New Details Emerge As Final Victims Laid To Rest In Newtown, CT [VIDEO]
The funerals for the victims of a Connecticut elementary school shooting are wrapping up after a wrenching week of farewells in Newtown, Conn.
Services are scheduled Saturday for 7-year-old Josephine Gay and 6-year-old Ana Marquez-Greene. A service is also planned in Utah for 6-year-old Emilie Parker.
A spokeswoman for the Connecticut Funeral Directors Association says the last victim funerals it knows of are taking place Saturday, although some of the burials are private.
AWKWARD IN HIGH SCHOOL
Meanwhile, neiw details are emerging about the shooting a week ago that left 26 dead at the Sandy Hook Elementary School and gunman Adam Lanza's mother Nancy.

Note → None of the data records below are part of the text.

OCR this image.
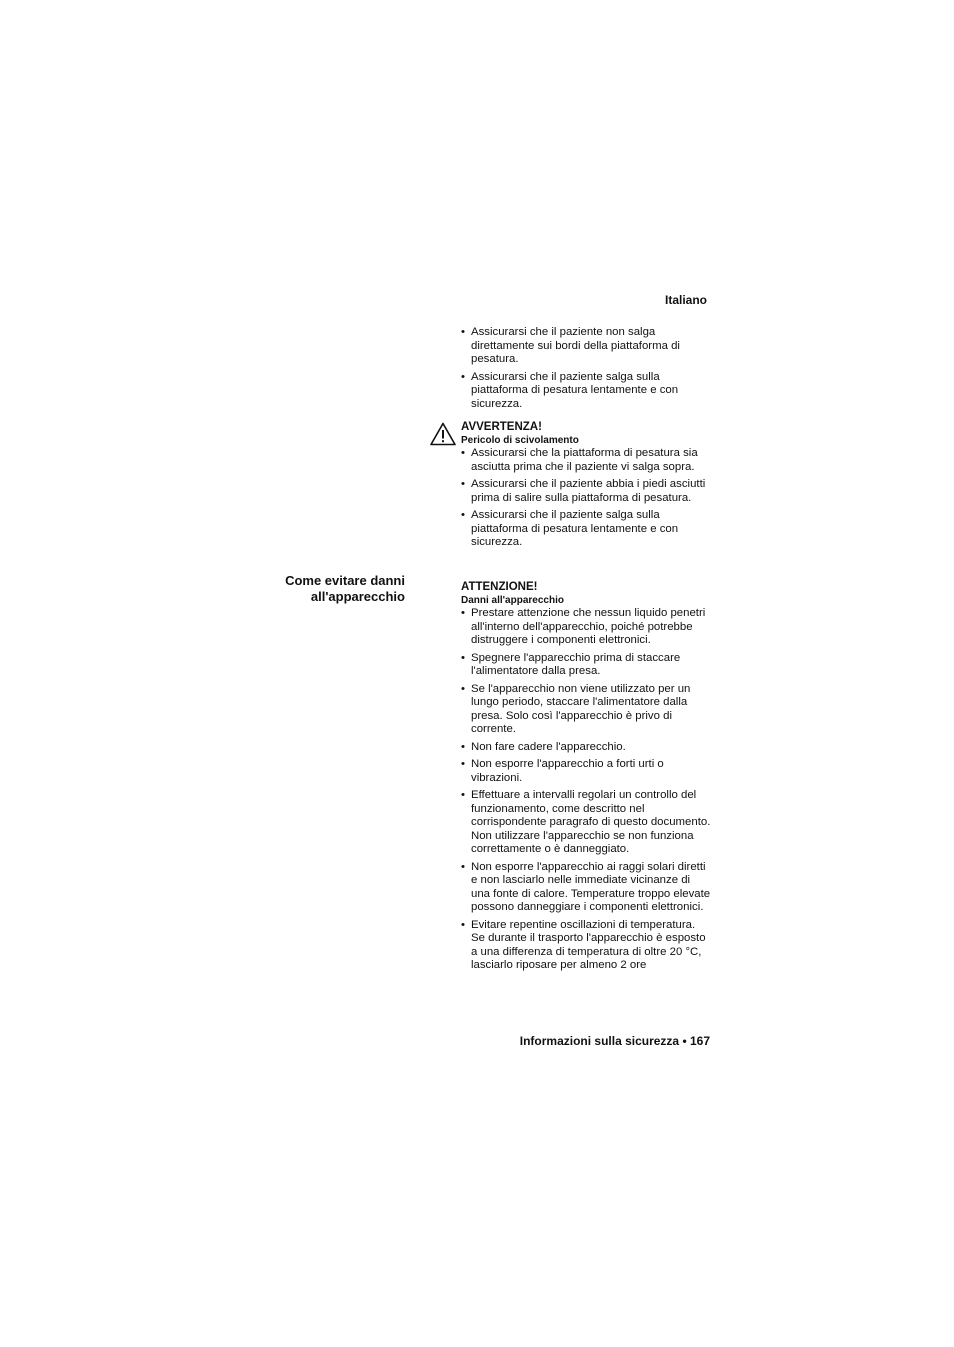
Italiano
• Assicurarsi che il paziente non salga direttamente sui bordi della piattaforma di pesatura.
• Assicurarsi che il paziente salga sulla piattaforma di pesatura lentamente e con sicurezza.
AVVERTENZA!
Pericolo di scivolamento
• Assicurarsi che la piattaforma di pesatura sia asciutta prima che il paziente vi salga sopra.
• Assicurarsi che il paziente abbia i piedi asciutti prima di salire sulla piattaforma di pesatura.
• Assicurarsi che il paziente salga sulla piattaforma di pesatura lentamente e con sicurezza.
Come evitare danni
all'apparecchio
ATTENZIONE!
Danni all'apparecchio
• Prestare attenzione che nessun liquido penetri all'interno dell'apparecchio, poiché potrebbe distruggere i componenti elettronici.
• Spegnere l'apparecchio prima di staccare l'alimentatore dalla presa.
• Se l'apparecchio non viene utilizzato per un lungo periodo, staccare l'alimentatore dalla presa. Solo così l'apparecchio è privo di corrente.
• Non fare cadere l'apparecchio.
• Non esporre l'apparecchio a forti urti o vibrazioni.
• Effettuare a intervalli regolari un controllo del funzionamento, come descritto nel corrispondente paragrafo di questo documento. Non utilizzare l'apparecchio se non funziona correttamente o è danneggiato.
• Non esporre l'apparecchio ai raggi solari diretti e non lasciarlo nelle immediate vicinanze di una fonte di calore. Temperature troppo elevate possono danneggiare i componenti elettronici.
• Evitare repentine oscillazioni di temperatura. Se durante il trasporto l'apparecchio è esposto a una differenza di temperatura di oltre 20 °C, lasciarlo riposare per almeno 2 ore
Informazioni sulla sicurezza • 167
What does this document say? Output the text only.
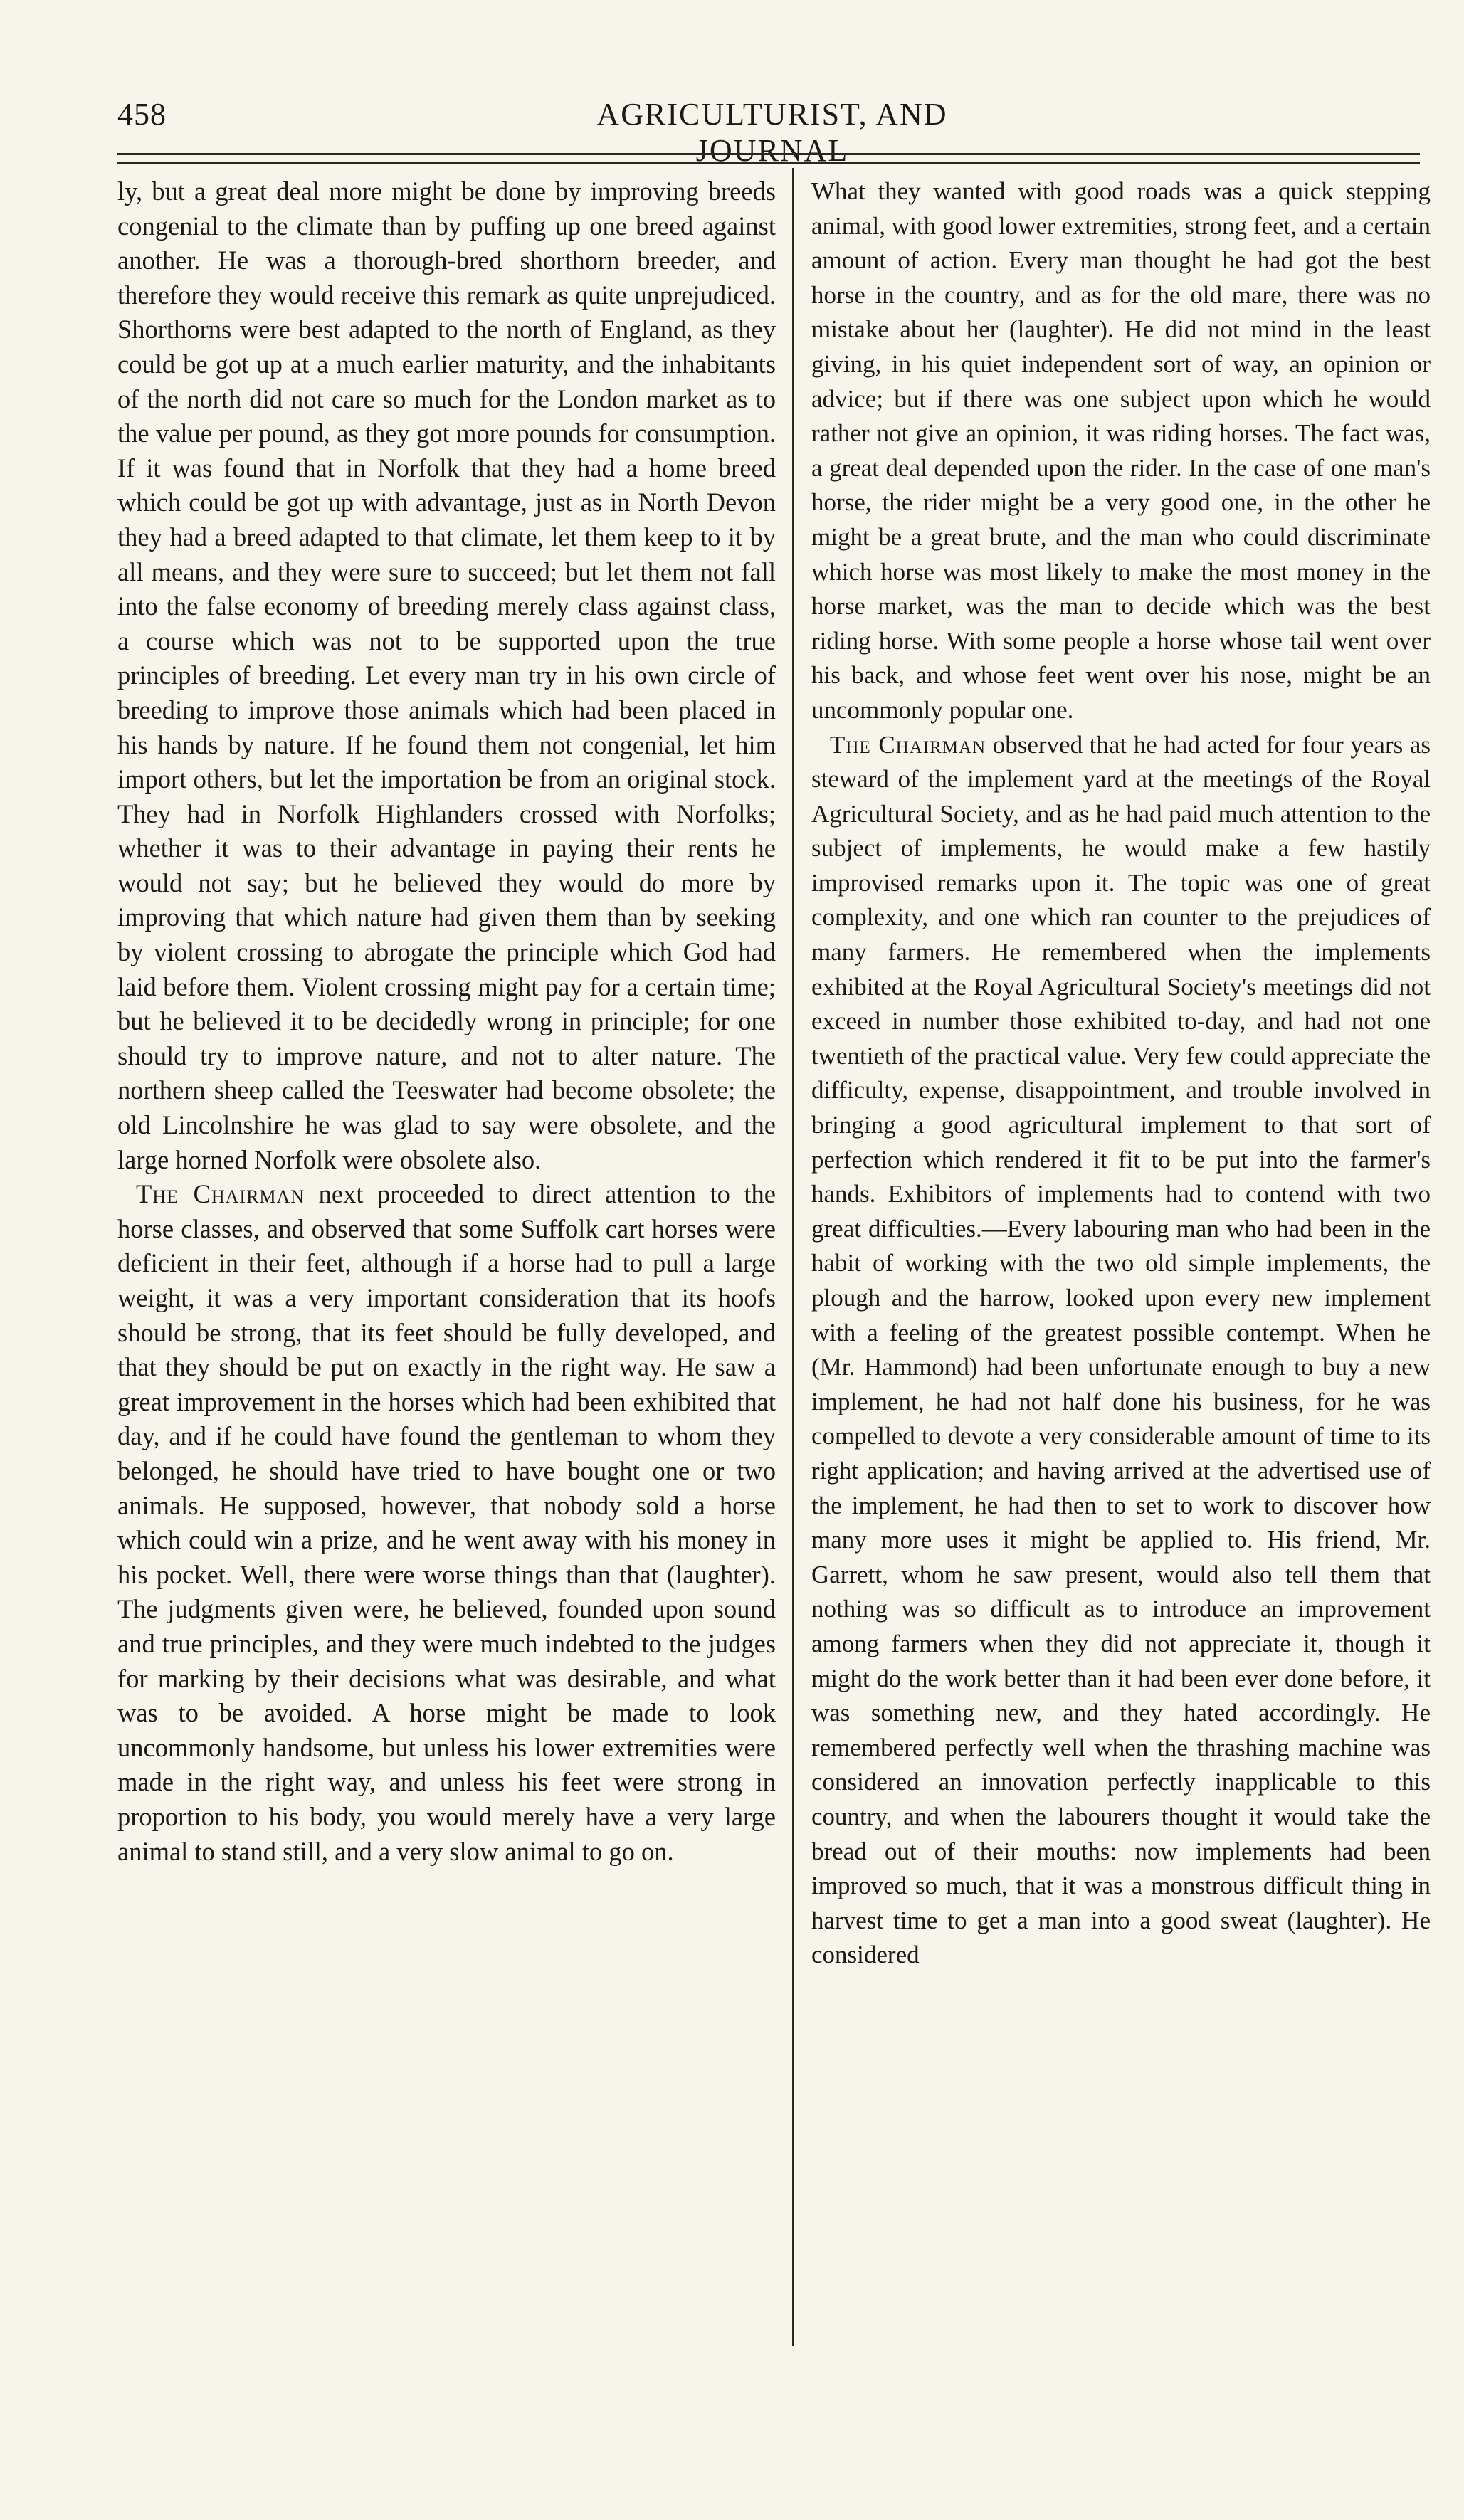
458	AGRICULTURIST, AND JOURNAL

ly, but a great deal more might be done by improving breeds congenial to the climate than by puffing up one breed against another. He was a thorough-bred shorthorn breeder, and therefore they would receive this remark as quite unprejudiced. Shorthorns were best adapted to the north of England, as they could be got up at a much earlier maturity, and the inhabitants of the north did not care so much for the London market as to the value per pound, as they got more pounds for consumption. If it was found that in Norfolk that they had a home breed which could be got up with advantage, just as in North Devon they had a breed adapted to that climate, let them keep to it by all means, and they were sure to succeed; but let them not fall into the false economy of breeding merely class against class, a course which was not to be supported upon the true principles of breeding. Let every man try in his own circle of breeding to improve those animals which had been placed in his hands by nature. If he found them not congenial, let him import others, but let the importation be from an original stock. They had in Norfolk Highlanders crossed with Norfolks; whether it was to their advantage in paying their rents he would not say; but he believed they would do more by improving that which nature had given them than by seeking by violent crossing to abrogate the principle which God had laid before them. Violent crossing might pay for a certain time; but he believed it to be decidedly wrong in principle; for one should try to improve nature, and not to alter nature. The northern sheep called the Teeswater had become obsolete; the old Lincolnshire he was glad to say were obsolete, and the large horned Norfolk were obsolete also.

The Chairman next proceeded to direct attention to the horse classes, and observed that some Suffolk cart horses were deficient in their feet, although if a horse had to pull a large weight, it was a very important consideration that its hoofs should be strong, that its feet should be fully developed, and that they should be put on exactly in the right way. He saw a great improvement in the horses which had been exhibited that day, and if he could have found the gentleman to whom they belonged, he should have tried to have bought one or two animals. He supposed, however, that nobody sold a horse which could win a prize, and he went away with his money in his pocket. Well, there were worse things than that (laughter). The judgments given were, he believed, founded upon sound and true principles, and they were much indebted to the judges for marking by their decisions what was desirable, and what was to be avoided. A horse might be made to look uncommonly handsome, but unless his lower extremities were made in the right way, and unless his feet were strong in proportion to his body, you would merely have a very large animal to stand still, and a very slow animal to go on.

What they wanted with good roads was a quick stepping animal, with good lower extremities, strong feet, and a certain amount of action. Every man thought he had got the best horse in the country, and as for the old mare, there was no mistake about her (laughter). He did not mind in the least giving, in his quiet independent sort of way, an opinion or advice; but if there was one subject upon which he would rather not give an opinion, it was riding horses. The fact was, a great deal depended upon the rider. In the case of one man's horse, the rider might be a very good one, in the other he might be a great brute, and the man who could discriminate which horse was most likely to make the most money in the horse market, was the man to decide which was the best riding horse. With some people a horse whose tail went over his back, and whose feet went over his nose, might be an uncommonly popular one.

The Chairman observed that he had acted for four years as steward of the implement yard at the meetings of the Royal Agricultural Society, and as he had paid much attention to the subject of implements, he would make a few hastily improvised remarks upon it. The topic was one of great complexity, and one which ran counter to the prejudices of many farmers. He remembered when the implements exhibited at the Royal Agricultural Society's meetings did not exceed in number those exhibited to-day, and had not one twentieth of the practical value. Very few could appreciate the difficulty, expense, disappointment, and trouble involved in bringing a good agricultural implement to that sort of perfection which rendered it fit to be put into the farmer's hands. Exhibitors of implements had to contend with two great difficulties.—Every labouring man who had been in the habit of working with the two old simple implements, the plough and the harrow, looked upon every new implement with a feeling of the greatest possible contempt. When he (Mr. Hammond) had been unfortunate enough to buy a new implement, he had not half done his business, for he was compelled to devote a very considerable amount of time to its right application; and having arrived at the advertised use of the implement, he had then to set to work to discover how many more uses it might be applied to. His friend, Mr. Garrett, whom he saw present, would also tell them that nothing was so difficult as to introduce an improvement among farmers when they did not appreciate it, though it might do the work better than it had been ever done before, it was something new, and they hated accordingly. He remembered perfectly well when the thrashing machine was considered an innovation perfectly inapplicable to this country, and when the labourers thought it would take the bread out of their mouths: now implements had been improved so much, that it was a monstrous difficult thing in harvest time to get a man into a good sweat (laughter). He considered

He was the awkward kid who wore the same clothes to school every day. He rarely spoke and even gave a school presentation entirely by computer, never uttering a word. He liked tinkering with computers and other gadgets, and seemed to enjoy playing a violent video game, choosing a military-style assault rifle as one of his weapons.
In high school, Lanza would walk through the hallways, awkwardly pressing himself against the wall while wearing the same green shirt and khaki pants every day. He hardly ever talked to his classmates."As long as I knew him, he never really spoke," said Daniel Frost, who took a computer class with Lanza and remembered his skill with electronics. Lanza could take apart and reassemble a computer in a matter of minutes
Lanza seemed to spend most of his time in the basement of the home he shared with his mother, who kept a collection of guns there, said Russell Ford, a friend of Nancy Lanza's who had done chimney and pipe work on the house.
Nancy Lanza was often seen around town and regularly met friends at a local restaurant. But her 20-year-old son was seldom spotted around town, Ford and other townspeople said.
PLANS FOR THE FUTURE
The basement of the Lanza home had a computer, flat-screen TV, couches and an elaborate setup for video games. Nancy Lanza kept her guns in what appeared to be a secure case in another part of the basement, said Ford, who often met her and other friends at a regular Tuesday gathering at My Place, a local restaurant.
During the past year and a half, Ford said, Nancy Lanza had told him that she planned to move out West and enroll Adam in a "school or a center." The plan started unfolding after Adam turned 18.
"She knew she needed to be near him," Ford said. "She was trying to do what was positive for him."
Ford said Nancy Lanza didn't elaborate on what type of services she wanted her son to receive. He said she made fewer appearances at the restaurant in recent months.
Mark Tambascio, owner of My Place, said Nancy Lanza described the same plan to him, saying she might move to Washington State.
Back in high school, Frost recalled, someone brought in a video game called "Counter-Strike," a shooting video game in which players compete against each other as either terrorists or counter-terrorists.
Lanza "seemed pretty interested in the game," Frost said, and would play it with other students. He remembers the weapons Lanza chose: an M4 military-style assault rifle and a Glock handgun.
Authorities said Lanza used a military-style assault rifle and carried handguns during the rampage at the school. They still have no clear reason why Lanza would lash out at defenseless first-graders and their caretakers.
State police spokesman Lt. J. Paul Vance said a final report on the investigation could be months away.
A moment of silence was held Friday in remembrance of those killed at the school. Gov. Dannel P. Malloy gathered with other officials in rain and wind on the steps of the Edmond Town Hall as the bell rang. Similar commemorations took place in New Jersey and across the country.